A story of a
novice or inattentive
sysadmin wiping out vital parts of a computer system by such commands as "
rm -rf /" or "rm /vmunix". It becomes more horrific if there were no readable
backups.
Here's the worst thing I have yet done as a sysadmin. I had to upgrade several machines from HP-UX 9 to HP-UX 10. Having done the workstations with reasonable ease, I set aside a Saturday to do the departmental mail server. I installed HP-UX 10 from the CD-ROM HP had sent me with no problems, just a long wait spent reading Usenet on my laptop, made our standard local modifications and checked that email was up again.
Then I had a large number of patches to install from another CD-ROM from HP (both CD-ROMs were part of their Year 2000 Transition Kit). This meant another long wait, and it was quite late in the afternoon by the time they had installed. I thought that since these patches came directly from HP, and the system had been fine before I installed them, it was unlikely that it would suddenly stop working. So I let it reboot and went home without testing it.

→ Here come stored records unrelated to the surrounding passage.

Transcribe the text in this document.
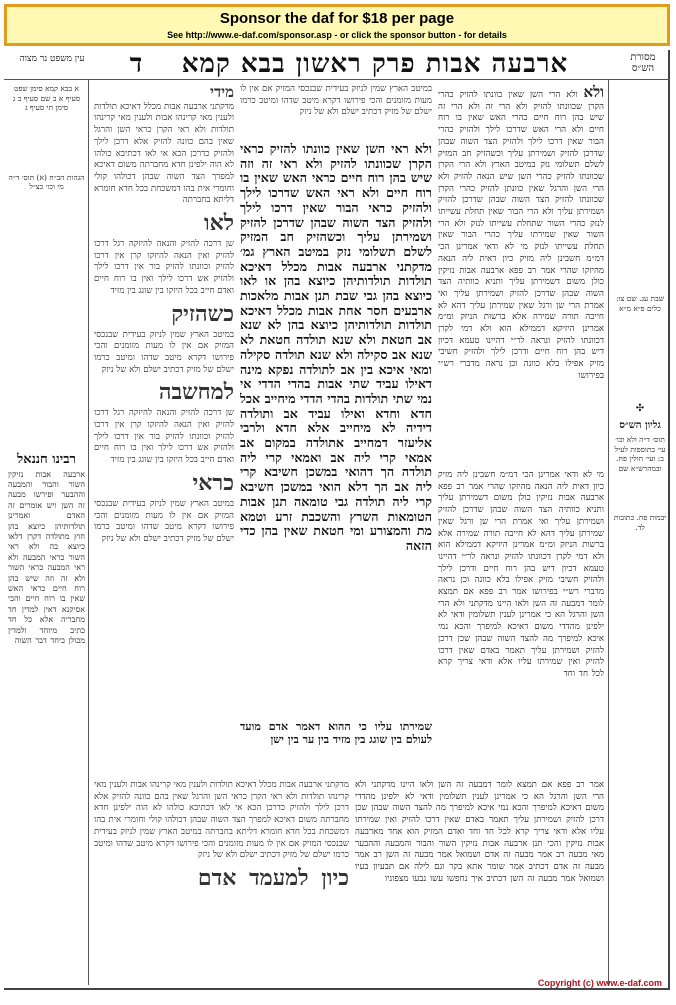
Sponsor the daf for $18 per page
See http://www.e-daf.com/sponsor.asp - or click the sponsor button - for details
מסורת הש״ס
ארבעה אבות פרק ראשון בבא קמא
ד
עין משפט נר מצוה
שבת עג. שם צו: כלים פ״א מ״א
✣
גליון הש״ס
תוס׳ ד״ה ולא וכו׳ עי׳ בתוספות לעיל ב: ועי׳ חולין פח. ובמהרש״א שם
יבמות פח. כתובות לד.
ולא ולא הרי השן שאין כוונתו להזיק כהרי הקרן שכוונתו להזיק ולא הרי זה ולא הרי זה שיש בהן רוח חיים כהרי האש שאין בו רוח חיים ולא הרי האש שדרכו לילך ולהזיק כהרי הבור שאין דרכו לילך ולהזיק הצד השוה שבהן שדרכן להזיק ושמירתן עליך וכשהזיק חב המזיק לשלם תשלומי נזק במיטב הארץ ולא הרי הקרן שכוונתו להזיק כהרי השן שיש הנאה להזיק ולא הרי השן והרגל שאין כוונתן להזיק כהרי הקרן שכוונתו להזיק הצד השוה שבהן שדרכן להזיק ושמירתן עליך ולא הרי הבור שאין תחלת עשייתו לנזק כהרי השור שתחלת עשייתו לנזק ולא הרי השור שאין שמירתו עליך כהרי הבור שאין תחלת עשייתו לנזק מי לא ודאי אמרינן הכי דמ״מ חשבינן ליה מזיק כיון דאית ליה הנאה מהיזקו שהרי אמר רב פפא ארבעה אבות נזיקין כולן משום דשמירתן עליך ותניא כוותיה הצד השוה שבהן שדרכן להזיק ושמירתן עליך ואי אמרת הרי שן ורגל שאין שמירתן עליך דהא לא חייבה תורה שמירה אלא ברשות הניזק ומ״מ אמרינן היזיקא דממילא הוא ולא דמי לקרן דכוונתו להזיק ונראה לר״י דהיינו טעמא דכיון דיש בהן רוח חיים ודרכן לילך ולהזיק חשיבי מזיק אפילו בלא כוונה וכן נראה מדברי רש״י בפירושו
מי לא ודאי אמרינן הכי דמ״מ חשבינן ליה מזיק כיון דאית ליה הנאה מהיזקו שהרי אמר רב פפא ארבעה אבות נזיקין כולן משום דשמירתן עליך ותניא כוותיה הצד השוה שבהן שדרכן להזיק ושמירתן עליך ואי אמרת הרי שן ורגל שאין שמירתן עליך דהא לא חייבה תורה שמירה אלא ברשות הניזק ומ״מ אמרינן היזיקא דממילא הוא ולא דמי לקרן דכוונתו להזיק ונראה לר״י דהיינו טעמא דכיון דיש בהן רוח חיים ודרכן לילך ולהזיק חשיבי מזיק אפילו בלא כוונה וכן נראה מדברי רש״י בפירושו אמר רב פפא אם תמצא לומר דמבעה זה השן ולאו היינו מדקתני ולא הרי השן והרגל הא כי אמרינן לענין תשלומין ודאי לא ילפינן מהדדי משום דאיכא למיפרך והכא נמי איכא למיפרך מה להצד השוה שבהן שכן דרכן להזיק ושמירתן עליך תאמר באדם שאין דרכו להזיק ואין שמירתו עליו אלא ודאי צריך קרא לכל חד וחד
מידי
מדקתני ארבעה אבות מכלל דאיכא תולדות ולענין מאי קרינהו אבות ולענין מאי קרינהו תולדות ולא ראי הקרן כראי השן והרגל שאין בהם כוונה להזיק אלא דרכן לילך ולהזיק כדרכן הכא אי לאו דכתיבא כולהו לא הוה ילפינן חדא מחברתה משום דאיכא למפרך הצד השוה שבהן דכולהו קולי וחומרי אית בהו דמשכחת בכל חדא חומרא דליתא בחברתה
לאו
שן דרכה להזיק והנאה להיזקה רגל דרכו להזיק ואין הנאה להיזקו קרן אין דרכו להזיק וכוונתו להזיק בור אין דרכו לילך ולהזיק אש דרכו לילך ואין בו רוח חיים ואדם חייב בכל היזקו בין שוגג בין מזיד
כשהזיק
במיטב הארץ שמין לניזק בעידית שבנכסי המזיק אם אין לו מעות מזומנים והכי פירושו דקרא מיטב שדהו ומיטב כרמו ישלם של מזיק דכתיב ישלם ולא של ניזק
למחשבה
שן דרכה להזיק והנאה להיזקה רגל דרכו להזיק ואין הנאה להיזקו קרן אין דרכו להזיק וכוונתו להזיק בור אין דרכו לילך ולהזיק אש דרכו לילך ואין בו רוח חיים ואדם חייב בכל היזקו בין שוגג בין מזיד
כראי
במיטב הארץ שמין לניזק בעידית שבנכסי המזיק אם אין לו מעות מזומנים והכי פירושו דקרא מיטב שדהו ומיטב כרמו ישלם של מזיק דכתיב ישלם ולא של ניזק
ולא ראי השן שאין כוונתו להזיק כראי הקרן שכוונתו להזיק ולא ראי זה וזה שיש בהן רוח חיים כראי האש שאין בו רוח חיים ולא ראי האש שדרכו לילך ולהזיק כראי הבור שאין דרכו לילך ולהזיק הצד השוה שבהן שדרכן להזיק ושמירתן עליך וכשהזיק חב המזיק לשלם תשלומי נזק במיטב הארץ גמ׳ מדקתני ארבעה אבות מכלל דאיכא תולדות תולדותיהן כיוצא בהן או לאו כיוצא בהן גבי שבת תנן אבות מלאכות ארבעים חסר אחת אבות מכלל דאיכא תולדות תולדותיהן כיוצא בהן לא שנא אב חטאת ולא שנא תולדה חטאת לא שנא אב סקילה ולא שנא תולדה סקילה ומאי איכא בין אב לתולדה נפקא מינה דאילו עביד שתי אבות בהדי הדדי אי נמי שתי תולדות בהדי הדדי מיחייב אכל חדא וחדא ואילו עביד אב ותולדה דידיה לא מיחייב אלא חדא ולרבי אליעזר דמחייב אתולדה במקום אב אמאי קרי ליה אב ואמאי קרי ליה תולדה הך דהואי במשכן חשיבא קרי ליה אב הך דלא הואי במשכן חשיבא קרי ליה תולדה גבי טומאה תנן אבות הטומאות השרץ והשכבת זרע וטמא מת והמצורע ומי חטאת שאין בהן כדי הזאה
במיטב הארץ שמין לניזק בעידית שבנכסי המזיק אם אין לו מעות מזומנים והכי פירושו דקרא מיטב שדהו ומיטב כרמו ישלם של מזיק דכתיב ישלם ולא של ניזק
מדקתני ארבעה אבות מכלל דאיכא תולדות ולענין מאי קרינהו אבות ולענין מאי קרינהו תולדות ולא ראי הקרן כראי השן והרגל שאין בהם כוונה להזיק אלא דרכן לילך ולהזיק כדרכן הכא אי לאו דכתיבא כולהו לא הוה ילפינן חדא מחברתה משום דאיכא למפרך הצד השוה שבהן דכולהו קולי וחומרי אית בהו דמשכחת בכל חדא חומרא דליתא בחברתה במיטב הארץ שמין לניזק בעידית שבנכסי המזיק אם אין לו מעות מזומנים והכי פירושו דקרא מיטב שדהו ומיטב כרמו ישלם של מזיק דכתיב ישלם ולא של ניזק
כיון למעמד אדם
אמר רב פפא אם תמצא לומר דמבעה זה השן ולאו היינו מדקתני ולא הרי השן והרגל הא כי אמרינן לענין תשלומין ודאי לא ילפינן מהדדי משום דאיכא למיפרך והכא נמי איכא למיפרך מה להצד השוה שבהן שכן דרכן להזיק ושמירתן עליך תאמר באדם שאין דרכו להזיק ואין שמירתו עליו אלא ודאי צריך קרא לכל חד וחד ואדם המזיק הוא אחד מארבעה אבות נזיקין והכי תנן ארבעה אבות נזיקין השור והבור והמבעה וההבער מאי מבעה רב אמר מבעה זה אדם ושמואל אמר מבעה זה השן רב אמר מבעה זה אדם דכתיב אמר שומר אתא בקר וגם לילה אם תבעיון בעיו ושמואל אמר מבעה זה השן דכתיב איך נחפשו עשו נבעו מצפוניו
שמירתו עליו כי ההוא דאמר אדם מועד לעולם בין שוגג בין מזיד בין ער בין ישן
א בבא קמא סימן שפט סעיף א ב שם סעיף ב ג סימן תי סעיף ג
הגהות הב״ח (א) תוס׳ ד״ה מי וכו׳ כצ״ל
רבינו חננאל
ארבעה אבות נזיקין השור והבור והמבעה וההבער ופירשו מבעה זה השן ויש אומרים זה האדם ואמרינן תולדותיהן כיוצא בהן חוץ מתולדה דקרן דלאו כיוצא בה ולא ראי השור כראי המבעה ולא ראי המבעה כראי השור ולא זה וזה שיש בהן רוח חיים כראי האש שאין בו רוח חיים והכי אסיקנא דאין למדין חד מחבריה אלא כל חד כתיב מיוחד ולמדין מכולן ביחד דבר השוה
Copyright (c) www.e-daf.com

On Monday morning, I found out that email had completely stopped working. Eventually I discovered the reason why. On our systems, /usr/sbin/sendmail is a link to /usr/sbin/exim, which is a link to the real exim, which is on the /usr/dpmms filesystem on our mail server, which is NFS-exported to our other machines. I had been careful not to overwrite anything on /usr/dpmms during the install. However, the patch program (swinstall), on being asked to replace /usr/sbin/sendmail, had followed the chain of links and replaced the REAL exim with sendmail! As you can imagine, my users were not happy about the long disruption to email. Fortunately I was able to restore exim from a working backup tape.